Renters are entitled to basic amenities such as heat, water and a home that doesn’t leak. Unfortunately, that’s apparently not the case with all rental property in Bismarck.
The Bismarck City Commission heard last week how some of the city’s most vulnerable residents live in inadequate housing. The instances described to the commissioners shouldn’t be occurring.
Commissioner Nancy Guy, who has proposed an ordinance to deal with the situation, talked about mobile homes with holes in the floor that allowed animals to get inside.
Sister Kathleen Atkinson, with Ministry on the Margins, told of a tenant who came to the food pantry for blankets because the rental property was cold and the landlord’s response was to get more blankets. Another renter stopped for water because her home lacked suitable water for her and her mother, who has cancer.
Part of the problem is that many tenants are afraid to complain and, if they do, don’t know what to do if the landlord brushes them off. They may have had problems finding an affordable home and fear they’ll lose the home if they complain too much.
The Tribune Editorial Board believes such situations are unacceptable. We realize some inexpensive rental homes are basic, but they need the essentials like heat, water and insulation. Under the ordinance being considered the process would be complaint based. The complaints would have to be in writing and filed in person, by mail or electronically. The complaints would go to city building official Brady Blaskowski, and if considered valid, he would work with the landlord to correct any problems. If the landlord fails to cooperate, the case would go to the city attorney for possible further action.
This process will require action by the tenant and in some cases they will need help from social workers or other agencies. At present it’s more complicated for a tenant to get results. Any issue is considered a civil matter so if it’s not addressed within three days of written notice to the landlord, the renter can pay for repairs and deduct the cost from their rent or take their landlord to small claims court, or end the lease without penalty. This is difficult for people struggling to complete daily tasks, so a more simplified process makes sense.

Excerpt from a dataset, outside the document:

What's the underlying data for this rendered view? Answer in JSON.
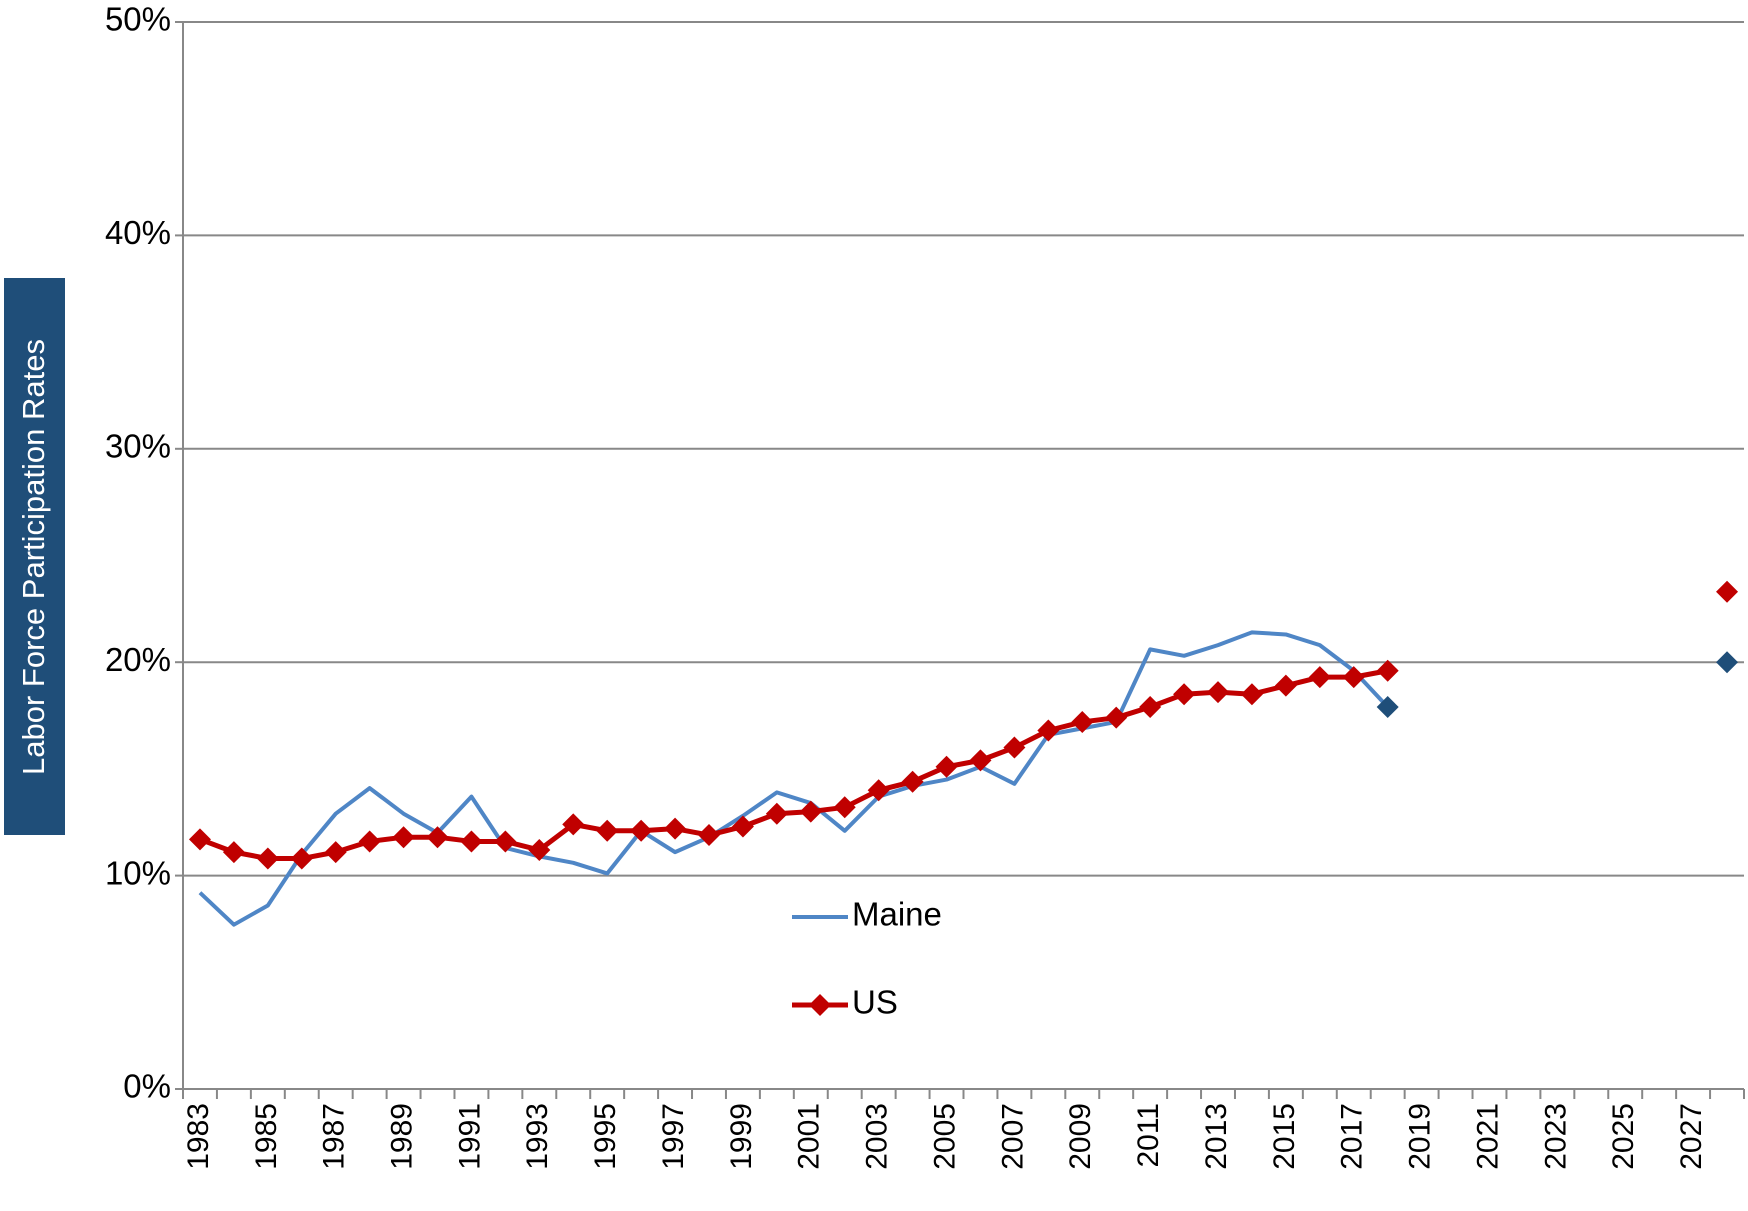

Guy and city staff met with the Bismarck-Mandan Apartment Association on two occasions to discuss the proposed ordinance. The association is concerned the city might be moving to regular inspections, which they oppose. However, the Tribune doesn’t believe that’s the intention of the city. We agree with Guy’s assessment that most landlords do a good job.
"I think that probably 90-plus percent of our property owners here in Bismarck provide a good value to their renters. But I think there's a small percentage that do not. So I wanted to make sure the tenants had a tool for addressing the issue," Guy said.
The commission didn’t take action on the proposed ordinance and will revisit the issue at a later meeting. The Tribune thinks the commission and the Bismarck-Mandan Apartment Association should be able to agree on an ordinance that provides tenants with help when complaints go unheeded. There will be some tenants with unreasonable expectations, but city officials should be able to weed them out. We shouldn’t allow anyone to live in unhealthy conditions and this is a step in the right direction.